Bank of Uganda headquarters in Kampala, Uganda. PHOTO | MORGAN MBABAZI | NMG

What you need to know:

  • Last week government introduced a raft of new taxes to boost tax collections with the target of achieving an annual tax to gross domestic product ratio of 0.5 percent. 

Bank of Uganda (BoU) has warned that the private sector could be crowded out from the domestic credit market as government continues to register lower than planned tax revenues. 

The shortfall in tax revenues, the Central Bank says is also likely to push government into more domestic borrowing, which will result into tax hikes as government attempts to mobilise resources to finance budget deficits. 
Government largely borrows from the domestic market through treasury bills and bonds, but has recently borrowed directly from commercial banks, which creates competition for credit with the private sector. 
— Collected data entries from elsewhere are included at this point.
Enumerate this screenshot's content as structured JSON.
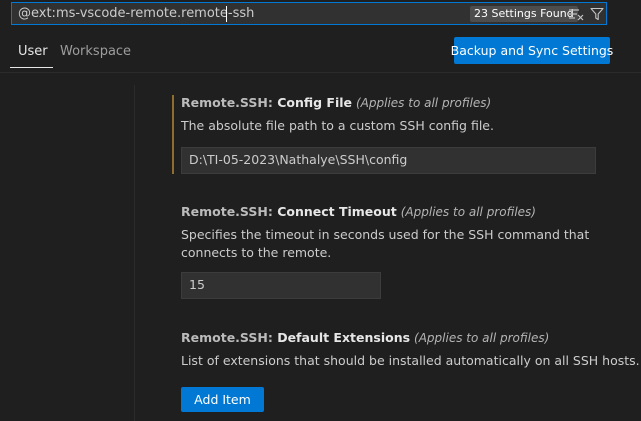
{
  "search": {
    "value": "@ext:ms-vscode-remote.remote-ssh",
    "results_badge": "23 Settings Found",
    "clear_icon": "clear-filter-icon",
    "filter_icon": "filter-icon"
  },
  "tabs": [
    {
      "label": "User",
      "active": true
    },
    {
      "label": "Workspace",
      "active": false
    }
  ],
  "backup_button": "Backup and Sync Settings",
  "settings": [
    {
      "category": "Remote.SSH: ",
      "name": "Config File",
      "scope": "(Applies to all profiles)",
      "description": "The absolute file path to a custom SSH config file.",
      "value": "D:\\TI-05-2023\\Nathalye\\SSH\\config",
      "modified": true
    },
    {
      "category": "Remote.SSH: ",
      "name": "Connect Timeout",
      "scope": "(Applies to all profiles)",
      "description": "Specifies the timeout in seconds used for the SSH command that connects to the remote.",
      "value": "15"
    },
    {
      "category": "Remote.SSH: ",
      "name": "Default Extensions",
      "scope": "(Applies to all profiles)",
      "description": "List of extensions that should be installed automatically on all SSH hosts.",
      "button": "Add Item"
    }
  ],
  "colors": {
    "accent": "#0078d4",
    "background": "#1f1f1f",
    "modified_indicator": "#8f6d2e"
  }
}
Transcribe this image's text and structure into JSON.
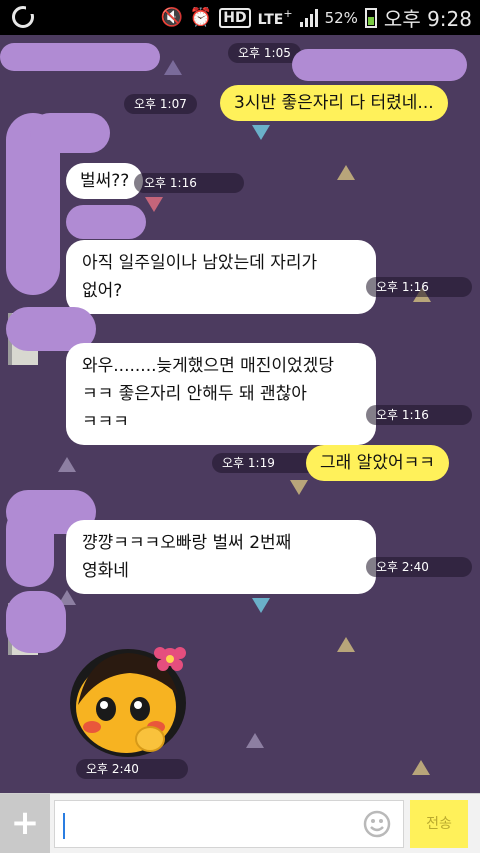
{
  "status_bar": {
    "battery": "52%",
    "lte": "LTE",
    "lte_sup": "+",
    "hd": "HD",
    "time": "오후 9:28"
  },
  "chat": {
    "header_time": "오후 1:05",
    "messages": [
      {
        "side": "out",
        "text": "3시반 좋은자리 다 터렸네...",
        "time": "오후 1:07"
      },
      {
        "side": "in",
        "text": "벌써??",
        "time": "오후 1:16"
      },
      {
        "side": "in",
        "lines": [
          "아직 일주일이나 남았는데 자리가",
          "없어?"
        ],
        "time": "오후 1:16"
      },
      {
        "side": "in",
        "lines": [
          "와우........늦게했으면 매진이었겠당",
          "ㅋㅋ 좋은자리 안해두 돼 괜찮아",
          "ㅋㅋㅋ"
        ],
        "time": "오후 1:16"
      },
      {
        "side": "out",
        "text": "그래 알았어ㅋㅋ",
        "time": "오후 1:19"
      },
      {
        "side": "in",
        "lines": [
          "꺙꺙ㅋㅋㅋ오빠랑 벌써 2번째",
          "영화네"
        ],
        "time": "오후 2:40"
      },
      {
        "side": "in",
        "type": "emoticon",
        "icon": "blushing-girl-emoticon",
        "time": "오후 2:40"
      }
    ]
  },
  "input_bar": {
    "plus_label": "+",
    "send_label": "전송"
  },
  "colors": {
    "background": "#4c3b5f",
    "incoming": "#ffffff",
    "outgoing": "#fff15a",
    "blur": "#b08bd3"
  }
}
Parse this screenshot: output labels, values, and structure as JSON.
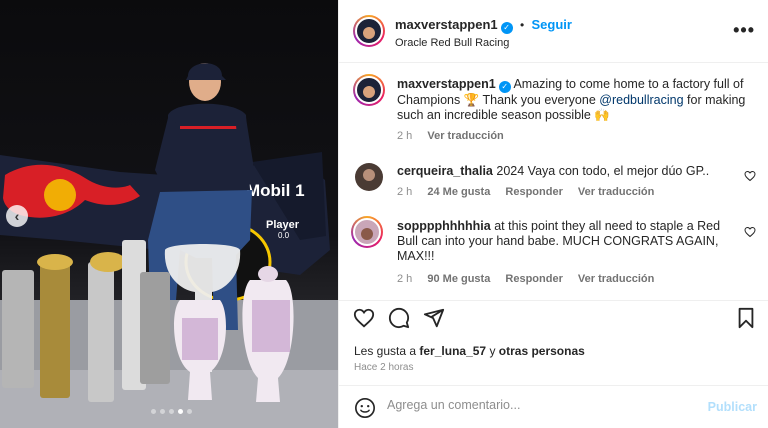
{
  "post_image": {
    "car_sponsor_text": "Mobil 1",
    "player_text": "Player",
    "player_number": "0.0"
  },
  "header": {
    "username": "maxverstappen1",
    "separator": "•",
    "follow_label": "Seguir",
    "location": "Oracle Red Bull Racing",
    "more_icon": "more-horizontal-icon"
  },
  "caption": {
    "username": "maxverstappen1",
    "text_before": "Amazing to come home to a factory full of Champions 🏆 Thank you everyone",
    "mention": "@redbullracing",
    "text_after": "for making such an incredible season possible 🙌",
    "time": "2 h",
    "translate": "Ver traducción"
  },
  "comments": [
    {
      "username": "cerqueira_thalia",
      "text": "2024 Vaya con todo, el mejor dúo GP..",
      "time": "2 h",
      "likes": "24 Me gusta",
      "reply": "Responder",
      "translate": "Ver traducción"
    },
    {
      "username": "sopppphhhhhia",
      "text": "at this point they all need to staple a Red Bull can into your hand babe. MUCH CONGRATS AGAIN, MAX!!!",
      "time": "2 h",
      "likes": "90 Me gusta",
      "reply": "Responder",
      "translate": "Ver traducción"
    }
  ],
  "actions": {
    "likes_prefix": "Les gusta a",
    "liked_by": "fer_luna_57",
    "likes_joiner": "y",
    "others": "otras personas",
    "time_ago": "Hace 2 horas"
  },
  "add_comment": {
    "placeholder": "Agrega un comentario...",
    "publish_label": "Publicar"
  },
  "carousel": {
    "dot_count": 5,
    "active_index": 3
  },
  "colors": {
    "accent": "#0095f6",
    "red_bull_navy": "#1c2238",
    "red_bull_red": "#d81f26",
    "red_bull_yellow": "#f6c700"
  }
}
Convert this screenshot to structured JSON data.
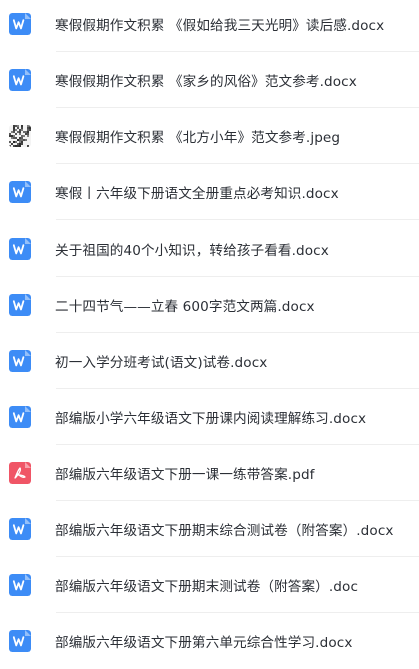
{
  "files": [
    {
      "name": "寒假假期作文积累 《假如给我三天光明》读后感.docx",
      "type": "word-doc-icon"
    },
    {
      "name": "寒假假期作文积累 《家乡的风俗》范文参考.docx",
      "type": "word-doc-icon"
    },
    {
      "name": "寒假假期作文积累 《北方小年》范文参考.jpeg",
      "type": "image-thumbnail-icon"
    },
    {
      "name": "寒假丨六年级下册语文全册重点必考知识.docx",
      "type": "word-doc-icon"
    },
    {
      "name": "关于祖国的40个小知识，转给孩子看看.docx",
      "type": "word-doc-icon"
    },
    {
      "name": "二十四节气——立春 600字范文两篇.docx",
      "type": "word-doc-icon"
    },
    {
      "name": "初一入学分班考试(语文)试卷.docx",
      "type": "word-doc-icon"
    },
    {
      "name": "部编版小学六年级语文下册课内阅读理解练习.docx",
      "type": "word-doc-icon"
    },
    {
      "name": "部编版六年级语文下册一课一练带答案.pdf",
      "type": "pdf-icon"
    },
    {
      "name": "部编版六年级语文下册期末综合测试卷（附答案）.docx",
      "type": "word-doc-icon"
    },
    {
      "name": "部编版六年级语文下册期末测试卷（附答案）.doc",
      "type": "word-doc-icon"
    },
    {
      "name": "部编版六年级语文下册第六单元综合性学习.docx",
      "type": "word-doc-icon"
    }
  ],
  "colors": {
    "word": "#3d8cf6",
    "pdf": "#f05566",
    "text": "#2b2f36",
    "divider": "#eeeeee"
  }
}
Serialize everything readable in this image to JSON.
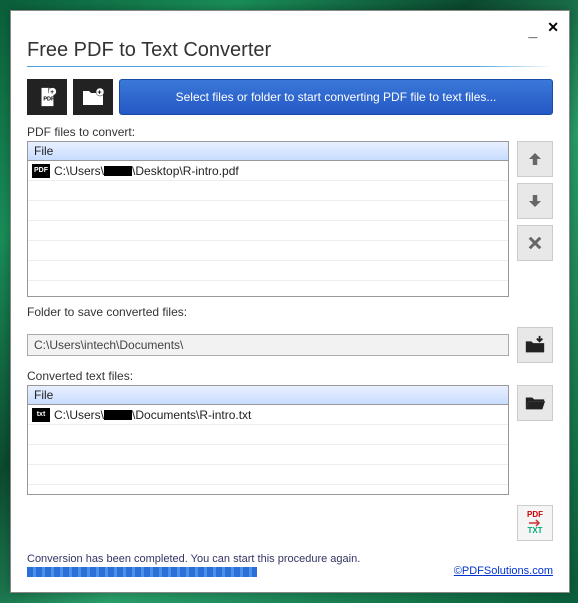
{
  "window": {
    "title": "Free PDF to Text Converter"
  },
  "toolbar": {
    "select_label": "Select files or folder to start converting PDF file to text files..."
  },
  "pdf_section": {
    "label": "PDF files to convert:",
    "header": "File",
    "rows": [
      {
        "icon_text": "PDF",
        "prefix": "C:\\Users\\",
        "suffix": "\\Desktop\\R-intro.pdf"
      }
    ]
  },
  "output": {
    "label": "Folder to save converted files:",
    "path": "C:\\Users\\intech\\Documents\\"
  },
  "txt_section": {
    "label": "Converted text files:",
    "header": "File",
    "rows": [
      {
        "icon_text": "txt",
        "prefix": "C:\\Users\\",
        "suffix": "\\Documents\\R-intro.txt"
      }
    ]
  },
  "status": {
    "text": "Conversion has been completed. You can start this procedure again.",
    "progress_percent": 100
  },
  "footer": {
    "link": "©PDFSolutions.com"
  },
  "convert_button": {
    "top": "PDF",
    "bottom": "TXT"
  }
}
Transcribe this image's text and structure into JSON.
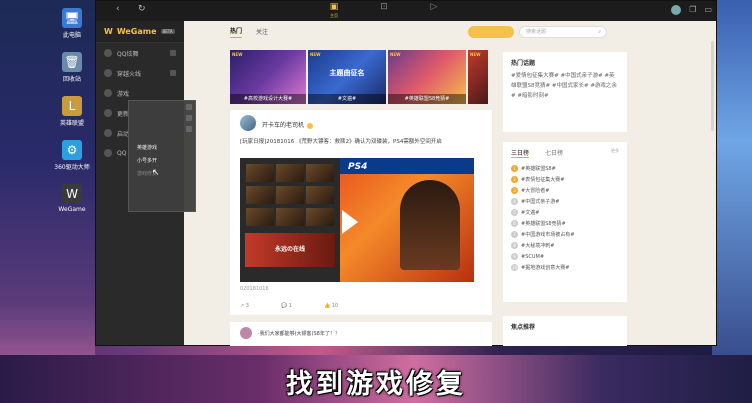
{
  "desktop": {
    "icons": [
      {
        "name": "desktop-computer",
        "label": "此电脑",
        "glyph": "🖥",
        "color": "#3a7ad0"
      },
      {
        "name": "recycle-bin",
        "label": "回收站",
        "glyph": "🗑",
        "color": "#6a8aaa"
      },
      {
        "name": "league",
        "label": "英雄联盟",
        "glyph": "L",
        "color": "#c89b3c"
      },
      {
        "name": "360-driver",
        "label": "360驱动大师",
        "glyph": "⚙",
        "color": "#2aa0e0"
      },
      {
        "name": "wegame",
        "label": "WeGame",
        "glyph": "W",
        "color": "#3a3a3a"
      }
    ]
  },
  "titlebar": {
    "tabs": [
      {
        "label": "主页",
        "icon": "home",
        "active": true
      },
      {
        "label": "",
        "icon": "store",
        "active": false
      },
      {
        "label": "",
        "icon": "video",
        "active": false
      }
    ]
  },
  "sidebar": {
    "brand": "WeGame",
    "brand_badge": "BETA",
    "items": [
      "QQ炫舞",
      "穿越火线",
      "游戏",
      "更新",
      "启动",
      "QQ"
    ]
  },
  "context_menu": {
    "items": [
      {
        "label": "",
        "on": false
      },
      {
        "label": "",
        "on": false
      },
      {
        "label": "",
        "on": false
      },
      {
        "label": "英雄游戏",
        "on": true
      },
      {
        "label": "小号多开",
        "on": true
      },
      {
        "label": "游戏修复",
        "on": false
      },
      {
        "label": "",
        "on": false
      },
      {
        "label": "",
        "on": false
      }
    ]
  },
  "topnav": {
    "tabs": [
      "热门",
      "关注"
    ],
    "pill": "",
    "search_placeholder": "搜索话题"
  },
  "banners": [
    {
      "new": "NEW",
      "caption": "#高校游戏设计大赛#",
      "mid": "",
      "bg": "linear-gradient(135deg,#2a1f6a,#6a3aa0,#e07ad0)"
    },
    {
      "new": "NEW",
      "caption": "#文遍#",
      "mid": "主题曲征名",
      "bg": "linear-gradient(135deg,#1a3a8a,#3a6ad0,#1a2a6a)"
    },
    {
      "new": "NEW",
      "caption": "#英雄联盟S8竞猜#",
      "mid": "",
      "bg": "linear-gradient(135deg,#6a3a8a,#e05a6a,#f5c14a)"
    },
    {
      "new": "NEW",
      "caption": "",
      "mid": "",
      "bg": "linear-gradient(135deg,#c23a2a,#4a1a1a)"
    }
  ],
  "post": {
    "author": "开卡车的老司机",
    "text": "[玩家日报]20181016 《荒野大镖客：救赎2》确认为双碟装，PS4需额外空间开启",
    "img_left_label": "永远の在线",
    "ps4_label": "PS4",
    "date": "02018101​6",
    "actions": [
      "3",
      "1",
      "10"
    ]
  },
  "post2": {
    "text": "·我们大家都能够(大镖客)S8年了！！"
  },
  "right_panel": {
    "hot_title": "热门话题",
    "hot_tags": "#爱情包征集大赛# #中国式亲子游# #英雄联盟S8竞猜# #中国式家长# #游戏之余# #暗影时刻#",
    "rank_tabs": [
      "三日榜",
      "七日榜"
    ],
    "rank_more": "更多",
    "rank": [
      {
        "n": "1",
        "text": "#英雄联盟S8#",
        "hot": true
      },
      {
        "n": "2",
        "text": "#表情包征集大赛#",
        "hot": true
      },
      {
        "n": "3",
        "text": "#大冒险者#",
        "hot": true
      },
      {
        "n": "4",
        "text": "#中国式亲子游#",
        "hot": false
      },
      {
        "n": "5",
        "text": "#文遍#",
        "hot": false
      },
      {
        "n": "6",
        "text": "#英雄联盟S8竞猜#",
        "hot": false
      },
      {
        "n": "7",
        "text": "#中国游戏市场被占有#",
        "hot": false
      },
      {
        "n": "8",
        "text": "#大秘境冲刺#",
        "hot": false
      },
      {
        "n": "9",
        "text": "#SCUM#",
        "hot": false
      },
      {
        "n": "10",
        "text": "#掘地游戏创意大赛#",
        "hot": false
      }
    ],
    "focus_title": "焦点推荐"
  },
  "subtitle": "找到游戏修复"
}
In details contained in the April Monetary Policy Statement, Bank of Uganda noted that a further increase in inflation may dampen household incomes, thus leading to reduced consumer spending, which has a negative return on tax revenues. 

“Shortfalls in tax revenue relative to targets may necessitate tax hikes or increased domestic financing, which could potentially crowd out private sector credit growth,” Bank of Uganda indicated. 
Government has been registering tax shortfalls due to a slowdown in economic growth resulting from the impact of Covid-19 and the Russia-Ukraine conflict. 
For instance, during the period ended January, domestic revenues amounted to Shs2.2 trillion, which was lower than the Shs2.3 trillion target. 
The collections further declined in February to Shs2.1 trillion, returning a shortfall of Shs148.1b against a Shs2.2 trillion target. 

The shortfall had come amid muted activity on new taxes, which government had said was intended to support recovery of the economy. Government had, until last month, not introduced new taxes since June 2021.   However, it has proposed a raft of new taxes and increased some existing ones, which analysts say will negatively impact prices of goods and services.   
Last week, government tabled before Parliament a raft of new tax proposals and increments on fuel, building materials, bottled mineral water, opaque beer and withholding tax on gains earned from the sale of land in cities and municipalities, sale of rental property and sale of shares of a private company.

The move seeks to boost tax collections with the target to achieve an annual 0.5 percent ratio of tax to gross domestic product. 
The taxes are also expected to support government’s revenue efforts, which are seeking to reduce shortfalls and domestic borrowing. 
Government’s domestic borrowing remains a challenge for private sector credit access in a market that has been facing several volatilities resulting from inflation. 
The Ministry of Finance Performance of the Economy report for February indicates that the loans advanced to the private sector reduced with the stock of shilling-denominated credit reducing to Shs15.1 trillion from Shs15.2 trillion, foreign-denominated loans reduced by 0.9 percent to Shs6.3 trillion from Shs6.4 trillion.